We are looking forward to welcoming author, biographer and historian Victoria Schofield to the Castle where she will speak at our ‘Words of War’ Book Festival. In conversation with Lt Gen Alistair Irwin, Victoria will discuss the careers of Field Marshal Wavell and Vice Admiral Schofield. Here she talks with us about what inspired her to write about these two extraordinary men….
When I was young I discovered an unusual book on my father’s bookshelves. Even before I opened it, its title was intriguing: Other Men’s Flowers. When I realised that it was a poetry anthology compiled by a distinguished World War 2 soldier – Field Marshal Earl Wavell – the contents held greater fascination. How and why, I thought, did a great soldier know over 250 poems? Yet as I realised, although his mind would ordinarily be engaged in the business of warfare, he found mental solace in reading (and reciting) poetry. That my father possessed the book therefore came as no surprise, because he too had served in the Armed Forces, only instead of the Army he had joined the Royal Navy; like Wavell, he found comfort in reading poetry, although his memory was not as prodigious!
That my career as a historian would lead me to write the biography of Wavell, published as Wavell: Soldier and Statesman, and later to edit my father’s memoirs, With the Royal Navy in War and Peace: O’er the Dark Blue Sea, has a natural symmetry. Both men were ‘late Victorians’. Wavell was born in 1883, Schofield in 1895; both were of the generation who would fight in two World Wars: Wavell, an officer in The Black Watch, losing his eye in the trenches during the First World War, Schofield serving as a midshipman on board the battlecruiser, HMS Indomitable.
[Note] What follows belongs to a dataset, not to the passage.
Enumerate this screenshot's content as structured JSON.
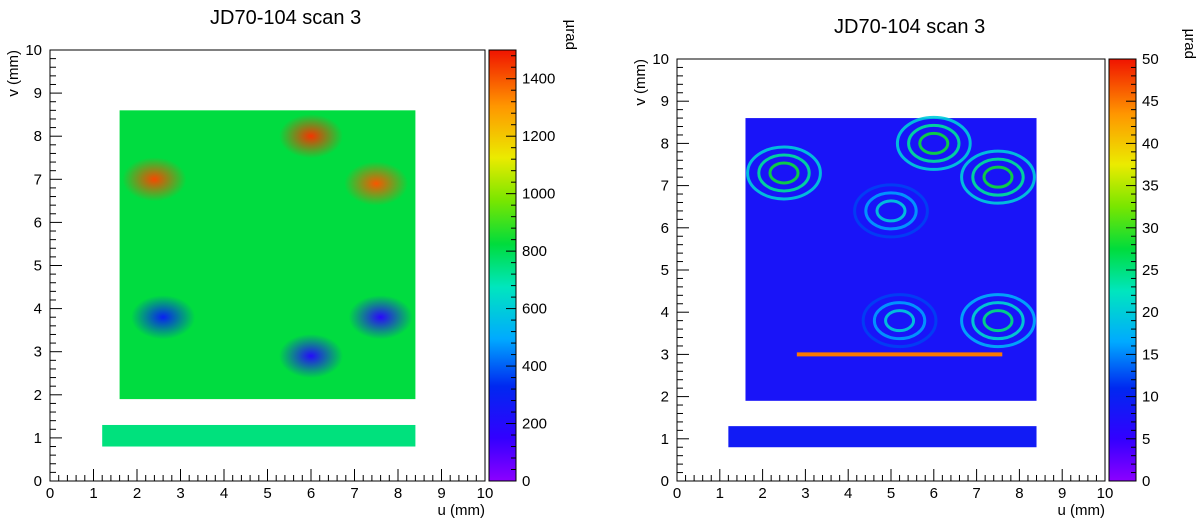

By the end of the Second World War, having served as Commander-in-Chief, Middle East and Commander-in-Chief India, Wavell had become Viceroy of India. Schofield ended his wartime service as Captain of HMS George V, the flagship of the British Pacific Fleet; he was promoted Vice Admiral on his retirement in 1950, the year of Wavell’s death.
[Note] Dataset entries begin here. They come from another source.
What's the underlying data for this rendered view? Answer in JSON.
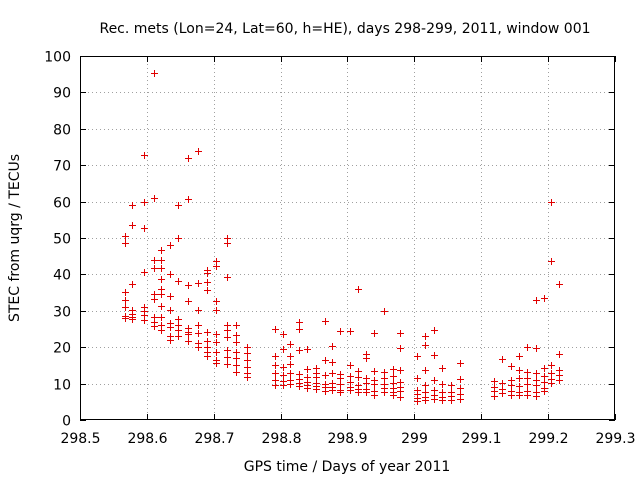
{
  "chart_data": {
    "type": "scatter",
    "title": "Rec. mets (Lon=24, Lat=60, h=HE), days 298-299, 2011, window 001",
    "xlabel": "GPS time / Days of year 2011",
    "ylabel": "STEC from uqrg / TECUs",
    "xlim": [
      298.5,
      299.3
    ],
    "ylim": [
      0,
      100
    ],
    "xticks": [
      "298.5",
      "298.6",
      "298.7",
      "298.8",
      "298.9",
      "299",
      "299.1",
      "299.2",
      "299.3"
    ],
    "yticks": [
      "0",
      "10",
      "20",
      "30",
      "40",
      "50",
      "60",
      "70",
      "80",
      "90",
      "100"
    ],
    "grid": true,
    "marker": "+",
    "color": "#e00000",
    "points": [
      [
        298.567,
        50.6
      ],
      [
        298.567,
        48.5
      ],
      [
        298.567,
        35.3
      ],
      [
        298.567,
        33.1
      ],
      [
        298.567,
        31.0
      ],
      [
        298.567,
        28.5
      ],
      [
        298.567,
        28.1
      ],
      [
        298.578,
        59.0
      ],
      [
        298.578,
        53.6
      ],
      [
        298.578,
        37.5
      ],
      [
        298.578,
        30.2
      ],
      [
        298.578,
        29.2
      ],
      [
        298.578,
        28.4
      ],
      [
        298.578,
        27.7
      ],
      [
        298.596,
        72.8
      ],
      [
        298.596,
        60.0
      ],
      [
        298.596,
        52.8
      ],
      [
        298.596,
        40.6
      ],
      [
        298.596,
        31.1
      ],
      [
        298.596,
        29.9
      ],
      [
        298.596,
        28.8
      ],
      [
        298.596,
        27.6
      ],
      [
        298.61,
        95.3
      ],
      [
        298.61,
        61.1
      ],
      [
        298.61,
        44.0
      ],
      [
        298.61,
        41.7
      ],
      [
        298.61,
        34.6
      ],
      [
        298.61,
        33.3
      ],
      [
        298.61,
        28.2
      ],
      [
        298.61,
        26.8
      ],
      [
        298.61,
        25.7
      ],
      [
        298.621,
        46.7
      ],
      [
        298.621,
        44.0
      ],
      [
        298.621,
        41.7
      ],
      [
        298.621,
        38.8
      ],
      [
        298.621,
        36.1
      ],
      [
        298.621,
        34.7
      ],
      [
        298.621,
        31.2
      ],
      [
        298.621,
        28.2
      ],
      [
        298.621,
        26.0
      ],
      [
        298.621,
        24.6
      ],
      [
        298.634,
        48.1
      ],
      [
        298.634,
        40.2
      ],
      [
        298.634,
        34.0
      ],
      [
        298.634,
        30.2
      ],
      [
        298.634,
        26.7
      ],
      [
        298.634,
        25.6
      ],
      [
        298.634,
        23.0
      ],
      [
        298.634,
        22.0
      ],
      [
        298.647,
        59.0
      ],
      [
        298.647,
        50.0
      ],
      [
        298.647,
        38.1
      ],
      [
        298.647,
        27.7
      ],
      [
        298.647,
        26.1
      ],
      [
        298.647,
        24.6
      ],
      [
        298.647,
        23.1
      ],
      [
        298.661,
        72.0
      ],
      [
        298.661,
        60.6
      ],
      [
        298.661,
        37.1
      ],
      [
        298.661,
        32.7
      ],
      [
        298.661,
        25.4
      ],
      [
        298.661,
        24.2
      ],
      [
        298.661,
        23.7
      ],
      [
        298.661,
        21.6
      ],
      [
        298.676,
        73.8
      ],
      [
        298.676,
        37.7
      ],
      [
        298.676,
        30.3
      ],
      [
        298.676,
        26.1
      ],
      [
        298.676,
        24.0
      ],
      [
        298.676,
        21.2
      ],
      [
        298.676,
        20.0
      ],
      [
        298.69,
        41.2
      ],
      [
        298.69,
        40.3
      ],
      [
        298.69,
        37.8
      ],
      [
        298.69,
        35.6
      ],
      [
        298.69,
        24.1
      ],
      [
        298.69,
        21.8
      ],
      [
        298.69,
        20.0
      ],
      [
        298.69,
        18.8
      ],
      [
        298.69,
        17.6
      ],
      [
        298.704,
        43.8
      ],
      [
        298.704,
        42.3
      ],
      [
        298.704,
        32.8
      ],
      [
        298.704,
        30.1
      ],
      [
        298.704,
        23.5
      ],
      [
        298.704,
        21.5
      ],
      [
        298.704,
        18.6
      ],
      [
        298.704,
        16.5
      ],
      [
        298.704,
        15.7
      ],
      [
        298.72,
        50.1
      ],
      [
        298.72,
        48.5
      ],
      [
        298.72,
        39.2
      ],
      [
        298.72,
        26.1
      ],
      [
        298.72,
        24.6
      ],
      [
        298.72,
        22.7
      ],
      [
        298.72,
        19.3
      ],
      [
        298.72,
        17.2
      ],
      [
        298.72,
        15.4
      ],
      [
        298.734,
        26.0
      ],
      [
        298.734,
        23.4
      ],
      [
        298.734,
        21.3
      ],
      [
        298.734,
        18.8
      ],
      [
        298.734,
        17.1
      ],
      [
        298.734,
        15.0
      ],
      [
        298.734,
        13.2
      ],
      [
        298.749,
        20.0
      ],
      [
        298.749,
        18.5
      ],
      [
        298.749,
        16.6
      ],
      [
        298.749,
        14.5
      ],
      [
        298.749,
        13.0
      ],
      [
        298.749,
        11.8
      ],
      [
        298.791,
        25.0
      ],
      [
        298.791,
        17.6
      ],
      [
        298.791,
        15.0
      ],
      [
        298.791,
        12.8
      ],
      [
        298.791,
        11.0
      ],
      [
        298.791,
        9.7
      ],
      [
        298.803,
        23.6
      ],
      [
        298.803,
        19.6
      ],
      [
        298.803,
        14.5
      ],
      [
        298.803,
        12.4
      ],
      [
        298.803,
        10.6
      ],
      [
        298.803,
        9.5
      ],
      [
        298.814,
        21.0
      ],
      [
        298.814,
        17.7
      ],
      [
        298.814,
        15.3
      ],
      [
        298.814,
        13.0
      ],
      [
        298.814,
        11.0
      ],
      [
        298.814,
        10.0
      ],
      [
        298.828,
        26.9
      ],
      [
        298.828,
        25.1
      ],
      [
        298.828,
        19.3
      ],
      [
        298.828,
        12.7
      ],
      [
        298.828,
        11.3
      ],
      [
        298.828,
        10.2
      ],
      [
        298.828,
        9.3
      ],
      [
        298.84,
        19.5
      ],
      [
        298.84,
        14.1
      ],
      [
        298.84,
        11.9
      ],
      [
        298.84,
        10.4
      ],
      [
        298.84,
        9.6
      ],
      [
        298.84,
        8.8
      ],
      [
        298.853,
        14.3
      ],
      [
        298.853,
        13.0
      ],
      [
        298.853,
        11.7
      ],
      [
        298.853,
        10.1
      ],
      [
        298.853,
        9.3
      ],
      [
        298.853,
        8.6
      ],
      [
        298.866,
        27.3
      ],
      [
        298.866,
        16.5
      ],
      [
        298.866,
        12.4
      ],
      [
        298.866,
        10.0
      ],
      [
        298.866,
        9.0
      ],
      [
        298.866,
        8.0
      ],
      [
        298.877,
        20.3
      ],
      [
        298.877,
        15.8
      ],
      [
        298.877,
        13.0
      ],
      [
        298.877,
        10.1
      ],
      [
        298.877,
        9.1
      ],
      [
        298.877,
        8.3
      ],
      [
        298.889,
        24.5
      ],
      [
        298.889,
        12.6
      ],
      [
        298.889,
        11.5
      ],
      [
        298.889,
        10.0
      ],
      [
        298.889,
        8.3
      ],
      [
        298.889,
        7.7
      ],
      [
        298.904,
        24.4
      ],
      [
        298.904,
        15.1
      ],
      [
        298.904,
        12.0
      ],
      [
        298.904,
        10.5
      ],
      [
        298.904,
        9.2
      ],
      [
        298.904,
        8.3
      ],
      [
        298.916,
        36.0
      ],
      [
        298.916,
        13.5
      ],
      [
        298.916,
        11.8
      ],
      [
        298.916,
        9.7
      ],
      [
        298.916,
        8.5
      ],
      [
        298.916,
        7.6
      ],
      [
        298.928,
        18.0
      ],
      [
        298.928,
        17.1
      ],
      [
        298.928,
        11.6
      ],
      [
        298.928,
        10.1
      ],
      [
        298.928,
        8.5
      ],
      [
        298.928,
        7.6
      ],
      [
        298.94,
        24.0
      ],
      [
        298.94,
        13.4
      ],
      [
        298.94,
        11.0
      ],
      [
        298.94,
        9.9
      ],
      [
        298.94,
        8.0
      ],
      [
        298.94,
        6.9
      ],
      [
        298.954,
        30.0
      ],
      [
        298.954,
        13.2
      ],
      [
        298.954,
        11.6
      ],
      [
        298.954,
        9.9
      ],
      [
        298.954,
        8.8
      ],
      [
        298.954,
        7.8
      ],
      [
        298.968,
        14.1
      ],
      [
        298.968,
        12.0
      ],
      [
        298.968,
        10.1
      ],
      [
        298.968,
        8.8
      ],
      [
        298.968,
        7.7
      ],
      [
        298.968,
        6.9
      ],
      [
        298.979,
        24.0
      ],
      [
        298.979,
        19.8
      ],
      [
        298.979,
        13.6
      ],
      [
        298.979,
        10.5
      ],
      [
        298.979,
        9.0
      ],
      [
        298.979,
        7.9
      ],
      [
        298.979,
        6.2
      ],
      [
        299.004,
        17.6
      ],
      [
        299.004,
        11.5
      ],
      [
        299.004,
        8.3
      ],
      [
        299.004,
        7.1
      ],
      [
        299.004,
        6.0
      ],
      [
        299.004,
        5.3
      ],
      [
        299.016,
        23.0
      ],
      [
        299.016,
        20.5
      ],
      [
        299.016,
        13.7
      ],
      [
        299.016,
        9.6
      ],
      [
        299.016,
        7.6
      ],
      [
        299.016,
        6.3
      ],
      [
        299.016,
        5.4
      ],
      [
        299.029,
        24.7
      ],
      [
        299.029,
        17.9
      ],
      [
        299.029,
        11.0
      ],
      [
        299.029,
        8.2
      ],
      [
        299.029,
        6.8
      ],
      [
        299.029,
        5.7
      ],
      [
        299.042,
        14.3
      ],
      [
        299.042,
        10.0
      ],
      [
        299.042,
        7.6
      ],
      [
        299.042,
        6.3
      ],
      [
        299.042,
        5.5
      ],
      [
        299.055,
        9.5
      ],
      [
        299.055,
        7.8
      ],
      [
        299.055,
        6.6
      ],
      [
        299.055,
        5.6
      ],
      [
        299.068,
        15.7
      ],
      [
        299.068,
        11.2
      ],
      [
        299.068,
        8.8
      ],
      [
        299.068,
        7.1
      ],
      [
        299.068,
        5.7
      ],
      [
        299.119,
        10.7
      ],
      [
        299.119,
        9.2
      ],
      [
        299.119,
        7.9
      ],
      [
        299.119,
        6.7
      ],
      [
        299.131,
        16.7
      ],
      [
        299.131,
        10.1
      ],
      [
        299.131,
        8.6
      ],
      [
        299.131,
        7.3
      ],
      [
        299.144,
        14.7
      ],
      [
        299.144,
        11.0
      ],
      [
        299.144,
        9.6
      ],
      [
        299.144,
        8.0
      ],
      [
        299.144,
        6.9
      ],
      [
        299.156,
        17.6
      ],
      [
        299.156,
        13.6
      ],
      [
        299.156,
        11.5
      ],
      [
        299.156,
        9.3
      ],
      [
        299.156,
        7.7
      ],
      [
        299.156,
        6.8
      ],
      [
        299.169,
        20.0
      ],
      [
        299.169,
        13.2
      ],
      [
        299.169,
        11.6
      ],
      [
        299.169,
        10.0
      ],
      [
        299.169,
        8.1
      ],
      [
        299.169,
        7.0
      ],
      [
        299.182,
        33.0
      ],
      [
        299.182,
        19.8
      ],
      [
        299.182,
        12.8
      ],
      [
        299.182,
        11.1
      ],
      [
        299.182,
        9.5
      ],
      [
        299.182,
        7.8
      ],
      [
        299.182,
        6.7
      ],
      [
        299.194,
        33.5
      ],
      [
        299.194,
        14.3
      ],
      [
        299.194,
        12.1
      ],
      [
        299.194,
        10.5
      ],
      [
        299.194,
        8.9
      ],
      [
        299.194,
        7.9
      ],
      [
        299.205,
        60.0
      ],
      [
        299.205,
        43.7
      ],
      [
        299.205,
        15.0
      ],
      [
        299.205,
        13.0
      ],
      [
        299.205,
        11.4
      ],
      [
        299.205,
        10.1
      ],
      [
        299.217,
        37.5
      ],
      [
        299.217,
        18.0
      ],
      [
        299.217,
        13.6
      ],
      [
        299.217,
        12.4
      ],
      [
        299.217,
        11.1
      ]
    ]
  }
}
The generation of men who fought in two World Wars has now gone and it is a great privilege to be discussing these two lives at the first ‘Words of War Book Festival’ at Balhousie Castle. What both lives illustrate is their unflinching sense of duty and service to Sovereign and country in times of great hardship and deprivation. Both survived the wars but both could well have died.